Crowd Simulation and Information Theory

We have worked on information theoretical approaches to crowd simulation and related areas since 2008. Here are our important papers on this domain.


Real-time feature-based image morphing for memory-efficient impostor rendering and animation on GPU, Kamer Ali Yuksel, Alp Yucebilgin, Selim Balcisoy, Aytul Ercil, The Visual Computer doi: 10.1007/s00371-012-0718-8

Real-time rendering of large animated crowds consisting of thousands of virtual humans is important for several applications including simulations, games, and interactive walkthroughs but cannot be performed using complex polygonal models at interactive frame rates. For that reason, methods using large numbers of precomputed image-based representations, called impostors, have been proposed. These methods take advantage of existing programmable graphics hardware to compensate for computational expense while maintaining visual fidelity. Thanks to these methods, the number of different virtual humans rendered in real time is no longer restricted by computational power but by texture memory consumed for the variety and discretization of their animations. This work proposes a resource-efficient impostor rendering methodology that employs image morphing techniques to reduce memory consumption while preserving perceptual quality, thus allowing higher diversity or resolution of the rendered crowds. Results of the experiments indicated that the proposed method, in comparison with conventional impostor rendering techniques, can obtain 38 % smoother animations or 87 % better appearance quality by reducing the number of key-frames required for preserving the animation quality via resynthesizing them with up to 92 % similarity on real time.


Integrating information theory in agent-based crowd simulation behavior models, Cagatay Turkay, Emre Koc, Selim Balcisoy, The Computer Journal, doi: 10.1093/comjnl/bxr014

Crowds must be simulated believable in terms of their appearance and behavior to improve a virtual environment’s realism. Due to the complex nature of human behavior, realistic behavior of agents in crowd simulations is still a challenging problem. In this paper, we propose a novel behavioral model which builds analytical maps to control agents’ behavior adaptively with agent–crowd interaction formulations. We introduce information theoretical concepts to construct analytical maps automatically. Our model can be integrated into crowd simulators and enhance their behavioral complexity. We made comparative analyses of the presented behavior model with measured crowd data and two agent-based crowd simulators.

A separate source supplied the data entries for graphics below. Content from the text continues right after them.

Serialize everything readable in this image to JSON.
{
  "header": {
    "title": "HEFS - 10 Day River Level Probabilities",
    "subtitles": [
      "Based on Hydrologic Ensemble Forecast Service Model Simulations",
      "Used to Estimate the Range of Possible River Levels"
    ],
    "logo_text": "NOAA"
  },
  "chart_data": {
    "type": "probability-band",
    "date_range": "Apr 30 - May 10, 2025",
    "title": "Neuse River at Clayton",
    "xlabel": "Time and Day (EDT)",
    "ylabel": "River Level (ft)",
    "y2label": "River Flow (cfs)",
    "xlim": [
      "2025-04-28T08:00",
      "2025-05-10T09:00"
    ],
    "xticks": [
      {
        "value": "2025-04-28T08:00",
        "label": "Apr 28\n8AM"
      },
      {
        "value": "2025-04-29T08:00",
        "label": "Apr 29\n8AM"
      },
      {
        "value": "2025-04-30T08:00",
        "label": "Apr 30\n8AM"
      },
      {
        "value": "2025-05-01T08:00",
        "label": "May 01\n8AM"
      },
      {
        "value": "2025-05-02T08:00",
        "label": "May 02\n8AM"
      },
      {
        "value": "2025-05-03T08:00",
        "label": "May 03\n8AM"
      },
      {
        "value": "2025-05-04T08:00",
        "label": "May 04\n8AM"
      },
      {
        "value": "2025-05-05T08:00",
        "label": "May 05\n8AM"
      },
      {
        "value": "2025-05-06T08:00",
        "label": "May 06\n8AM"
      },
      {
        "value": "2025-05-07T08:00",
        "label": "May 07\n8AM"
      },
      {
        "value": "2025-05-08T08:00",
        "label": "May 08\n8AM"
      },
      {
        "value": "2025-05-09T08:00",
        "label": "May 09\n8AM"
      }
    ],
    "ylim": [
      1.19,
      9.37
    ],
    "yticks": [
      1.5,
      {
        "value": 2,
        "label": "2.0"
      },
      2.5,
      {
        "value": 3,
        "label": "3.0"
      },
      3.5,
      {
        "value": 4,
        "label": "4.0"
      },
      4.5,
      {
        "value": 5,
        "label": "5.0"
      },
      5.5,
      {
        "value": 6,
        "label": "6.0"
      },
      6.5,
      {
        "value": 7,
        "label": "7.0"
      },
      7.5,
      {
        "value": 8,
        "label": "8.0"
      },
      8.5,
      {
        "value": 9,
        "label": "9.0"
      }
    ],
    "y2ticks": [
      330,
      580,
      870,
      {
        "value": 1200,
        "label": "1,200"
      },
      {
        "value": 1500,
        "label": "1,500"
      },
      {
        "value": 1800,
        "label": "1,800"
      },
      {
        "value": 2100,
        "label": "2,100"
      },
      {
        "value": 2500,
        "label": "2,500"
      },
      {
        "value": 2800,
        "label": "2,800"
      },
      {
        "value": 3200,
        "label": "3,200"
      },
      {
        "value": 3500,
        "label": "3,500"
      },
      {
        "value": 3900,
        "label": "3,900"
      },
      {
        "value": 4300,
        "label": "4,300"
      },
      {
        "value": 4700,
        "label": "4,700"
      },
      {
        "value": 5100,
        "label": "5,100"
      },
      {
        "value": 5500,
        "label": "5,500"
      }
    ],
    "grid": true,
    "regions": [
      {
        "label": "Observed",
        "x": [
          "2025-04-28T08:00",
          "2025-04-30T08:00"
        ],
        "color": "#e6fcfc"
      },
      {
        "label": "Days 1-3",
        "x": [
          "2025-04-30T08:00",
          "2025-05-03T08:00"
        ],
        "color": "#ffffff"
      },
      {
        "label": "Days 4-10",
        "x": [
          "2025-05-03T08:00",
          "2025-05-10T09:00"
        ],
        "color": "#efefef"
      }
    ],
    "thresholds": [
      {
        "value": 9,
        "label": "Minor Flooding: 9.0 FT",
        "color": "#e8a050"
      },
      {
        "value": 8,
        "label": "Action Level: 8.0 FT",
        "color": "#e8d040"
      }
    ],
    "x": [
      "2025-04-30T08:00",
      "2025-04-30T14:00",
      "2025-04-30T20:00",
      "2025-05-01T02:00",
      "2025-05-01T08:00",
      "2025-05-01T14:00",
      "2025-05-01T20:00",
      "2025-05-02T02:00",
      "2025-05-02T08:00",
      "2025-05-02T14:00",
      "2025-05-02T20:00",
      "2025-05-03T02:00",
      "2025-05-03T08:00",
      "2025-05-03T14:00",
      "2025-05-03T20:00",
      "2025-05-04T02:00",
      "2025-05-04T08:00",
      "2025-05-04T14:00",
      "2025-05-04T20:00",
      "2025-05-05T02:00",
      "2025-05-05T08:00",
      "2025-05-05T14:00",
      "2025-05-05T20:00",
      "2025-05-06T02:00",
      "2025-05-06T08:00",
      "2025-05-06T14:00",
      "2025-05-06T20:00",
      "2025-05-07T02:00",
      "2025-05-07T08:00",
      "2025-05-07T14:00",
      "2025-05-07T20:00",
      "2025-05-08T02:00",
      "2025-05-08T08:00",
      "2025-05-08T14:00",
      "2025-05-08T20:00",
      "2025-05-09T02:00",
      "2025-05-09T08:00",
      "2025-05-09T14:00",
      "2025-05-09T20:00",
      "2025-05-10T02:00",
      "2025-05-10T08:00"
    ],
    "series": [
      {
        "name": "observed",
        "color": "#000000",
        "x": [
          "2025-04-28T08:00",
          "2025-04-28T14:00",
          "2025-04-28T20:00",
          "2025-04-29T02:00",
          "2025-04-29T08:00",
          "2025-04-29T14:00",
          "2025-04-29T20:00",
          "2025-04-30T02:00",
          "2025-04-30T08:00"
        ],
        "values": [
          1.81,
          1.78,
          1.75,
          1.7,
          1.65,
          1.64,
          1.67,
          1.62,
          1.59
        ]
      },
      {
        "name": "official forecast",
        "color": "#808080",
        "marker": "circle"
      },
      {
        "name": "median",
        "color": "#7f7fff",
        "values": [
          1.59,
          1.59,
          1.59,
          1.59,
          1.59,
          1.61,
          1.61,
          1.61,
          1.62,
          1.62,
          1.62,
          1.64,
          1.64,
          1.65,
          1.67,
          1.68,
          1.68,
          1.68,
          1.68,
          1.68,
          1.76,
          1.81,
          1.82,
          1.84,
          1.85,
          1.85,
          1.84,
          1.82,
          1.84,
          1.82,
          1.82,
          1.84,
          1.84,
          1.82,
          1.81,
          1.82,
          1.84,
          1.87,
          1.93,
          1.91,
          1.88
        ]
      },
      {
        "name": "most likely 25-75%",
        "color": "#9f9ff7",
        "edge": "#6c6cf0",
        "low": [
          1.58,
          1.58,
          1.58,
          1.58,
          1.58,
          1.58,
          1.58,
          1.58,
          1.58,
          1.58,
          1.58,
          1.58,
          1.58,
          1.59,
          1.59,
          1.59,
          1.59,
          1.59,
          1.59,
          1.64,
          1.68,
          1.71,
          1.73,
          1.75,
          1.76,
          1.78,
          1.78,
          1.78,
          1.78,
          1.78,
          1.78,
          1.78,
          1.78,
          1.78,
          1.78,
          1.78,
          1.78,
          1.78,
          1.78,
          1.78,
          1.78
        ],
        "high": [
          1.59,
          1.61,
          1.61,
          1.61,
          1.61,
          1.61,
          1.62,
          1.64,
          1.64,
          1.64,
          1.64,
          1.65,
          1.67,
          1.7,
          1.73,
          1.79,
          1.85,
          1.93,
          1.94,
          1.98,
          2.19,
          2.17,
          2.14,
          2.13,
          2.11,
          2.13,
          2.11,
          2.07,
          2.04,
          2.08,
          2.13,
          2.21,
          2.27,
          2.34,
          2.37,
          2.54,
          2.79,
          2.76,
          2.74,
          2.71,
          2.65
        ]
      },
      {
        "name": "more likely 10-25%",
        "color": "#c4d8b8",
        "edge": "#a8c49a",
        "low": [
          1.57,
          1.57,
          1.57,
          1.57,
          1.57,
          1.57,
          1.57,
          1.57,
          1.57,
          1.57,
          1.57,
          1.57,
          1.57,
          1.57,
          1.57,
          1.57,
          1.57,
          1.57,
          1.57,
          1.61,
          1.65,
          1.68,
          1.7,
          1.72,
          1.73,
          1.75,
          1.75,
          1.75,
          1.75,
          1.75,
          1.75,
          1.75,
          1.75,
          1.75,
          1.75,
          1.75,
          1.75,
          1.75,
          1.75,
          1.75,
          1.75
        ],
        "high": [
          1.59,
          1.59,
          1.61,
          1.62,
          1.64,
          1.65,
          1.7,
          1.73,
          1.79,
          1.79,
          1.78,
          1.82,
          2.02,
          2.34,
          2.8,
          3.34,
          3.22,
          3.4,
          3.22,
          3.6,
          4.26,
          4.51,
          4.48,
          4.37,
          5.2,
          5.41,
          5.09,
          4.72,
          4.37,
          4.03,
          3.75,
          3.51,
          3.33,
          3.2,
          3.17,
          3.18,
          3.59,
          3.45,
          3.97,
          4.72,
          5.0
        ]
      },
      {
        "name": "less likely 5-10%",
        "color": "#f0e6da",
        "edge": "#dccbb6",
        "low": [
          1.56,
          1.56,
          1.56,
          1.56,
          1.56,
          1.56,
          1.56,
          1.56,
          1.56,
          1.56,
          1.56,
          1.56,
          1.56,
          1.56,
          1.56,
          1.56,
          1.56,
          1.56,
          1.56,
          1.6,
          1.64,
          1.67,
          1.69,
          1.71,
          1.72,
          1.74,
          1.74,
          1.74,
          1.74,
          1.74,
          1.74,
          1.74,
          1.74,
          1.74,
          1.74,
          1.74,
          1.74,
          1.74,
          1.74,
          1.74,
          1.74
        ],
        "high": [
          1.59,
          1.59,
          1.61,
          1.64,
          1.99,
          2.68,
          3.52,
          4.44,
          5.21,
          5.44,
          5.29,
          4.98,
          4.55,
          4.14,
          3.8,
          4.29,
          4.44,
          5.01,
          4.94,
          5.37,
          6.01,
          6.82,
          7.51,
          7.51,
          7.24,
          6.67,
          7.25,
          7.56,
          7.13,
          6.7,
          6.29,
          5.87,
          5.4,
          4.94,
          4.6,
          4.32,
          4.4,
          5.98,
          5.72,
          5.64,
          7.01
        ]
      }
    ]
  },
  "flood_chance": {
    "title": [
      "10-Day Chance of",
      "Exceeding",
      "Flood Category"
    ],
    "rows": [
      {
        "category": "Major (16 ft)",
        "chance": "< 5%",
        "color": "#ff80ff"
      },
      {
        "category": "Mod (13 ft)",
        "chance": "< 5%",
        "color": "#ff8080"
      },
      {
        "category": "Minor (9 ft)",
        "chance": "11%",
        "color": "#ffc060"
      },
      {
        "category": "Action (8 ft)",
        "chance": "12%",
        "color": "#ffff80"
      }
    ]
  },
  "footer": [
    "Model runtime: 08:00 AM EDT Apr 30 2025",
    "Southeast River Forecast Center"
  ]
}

An information theoretic approach to camera control for crowded scenes, Cagatay Turkay, Emre Koc, Selim Balcisoy, The Visual Computer, doi: 10.1007/s00371-009-0337-1

Navigation and monitoring of large and crowded virtual environments is a challenging task and requires intuitive camera control techniques to assist users. In this paper, we present a novel automatic camera control technique providing a scene analysis framework based on information theory. The developed framework contains a probabilistic model of the scene to build entropy and expectancy maps. These maps are utilized to find interest points which represent either characteristic behaviors of the crowd or novel events occurring in the scene. After an interest point is chosen, the camera is updated accordingly to display this point. We tested our model in a crowd simulation environment and it performed successfully. Our method can be integrated into existent camera control modules in computer games, crowd simulations and movie pre-visualization applications.